Jeff Kichaven
Lawyers should never end a mediation.
Except, of course, when they should.
It all depends on how you define “end.” In one sense, mediations never end. If you don’t settle on mediation day, good mediators follow up and in time get the job done.
In another sense, mediations do sometimes adjourn for the day without settlement, for a variety of reasons. Fatigue. The need to do more factual or legal digging. An impasse in bargaining.
This last reason—impasse—deserves special attention. Impasse can be illusory, and there’s a real risk that a false impasse can lead you to end your mediation day prematurely. Just because bargaining is at a halt does not mean you have reached an impasse. So it’s important to ask: How can you tell whether an impasse is real?

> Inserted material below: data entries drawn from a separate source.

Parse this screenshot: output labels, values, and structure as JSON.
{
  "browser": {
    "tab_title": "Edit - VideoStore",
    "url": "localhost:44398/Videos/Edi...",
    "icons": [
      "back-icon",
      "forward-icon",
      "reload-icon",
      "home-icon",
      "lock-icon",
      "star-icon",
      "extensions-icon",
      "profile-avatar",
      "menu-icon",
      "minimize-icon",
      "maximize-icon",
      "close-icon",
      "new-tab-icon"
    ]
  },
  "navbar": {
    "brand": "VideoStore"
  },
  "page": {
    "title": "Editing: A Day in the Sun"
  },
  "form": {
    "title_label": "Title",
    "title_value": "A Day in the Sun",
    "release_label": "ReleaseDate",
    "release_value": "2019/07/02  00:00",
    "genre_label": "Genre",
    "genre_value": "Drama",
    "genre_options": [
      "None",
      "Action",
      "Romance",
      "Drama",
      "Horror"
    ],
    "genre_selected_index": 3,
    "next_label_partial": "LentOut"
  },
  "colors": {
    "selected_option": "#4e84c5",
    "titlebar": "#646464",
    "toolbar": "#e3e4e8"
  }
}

When bargaining stalls, three safety-checks can protect you: Check with your client, check with opposing counsel, check with the mediator.
Check with your client. Clients can struggle mightily to achieve unachievable outcomes. Who can blame them? If you don’t ask, you don’t get. Still, at a certain point, clients may have to consider paying more or taking less if they want to get settlement’s benefits – the elimination of future hassle, cost and risk. If bargaining halts, and the halt lasts long enough, clients may be ready to consider new possibilities.
Check with opposing counsel. If all counsel are committed to working hard and if settlement is at all reasonably possible, a little brainstorming might help. What might the other folks do to help generate some forward progress from your client? What might you do to generate some forward progress from theirs? Be open to the possibility that dialogue might lead to new ideas.
Check with the mediator. The mediator has likely spent time in private with the other side and knows things you don’t. Take advantage of this! While mediators can’t disclose confidences, we can use our inside info to suggest options that might not occur to you. Often, your clients’ concern is that if they make a difficult concession, the move will not be reciprocated. To meet this concern, there are lots of ways mediators can generate the appearance—if not the reality—of simultaneous movement. Brackets, what-ifs, and what-would-it-takes are just some of the devices in all in our bags of tricks. Don’t give up without giving your mediator a chance to pull a rabbit out of the hat.
If you have run the safety-checks and convinced yourself that your impasse is true, don’t just leave the mediation. Set the stage for progress down the road. Remember, almost all cases settle eventually. Often, lawyers will meet with the mediator and their clients to highlight areas where there has been progress and to outline what needs to happen next to set the stage for further negotiation or mediation. After all that, it might be proper to adjourn.
But until a case is settled. or adjudicated with finality, the mediation never really ends.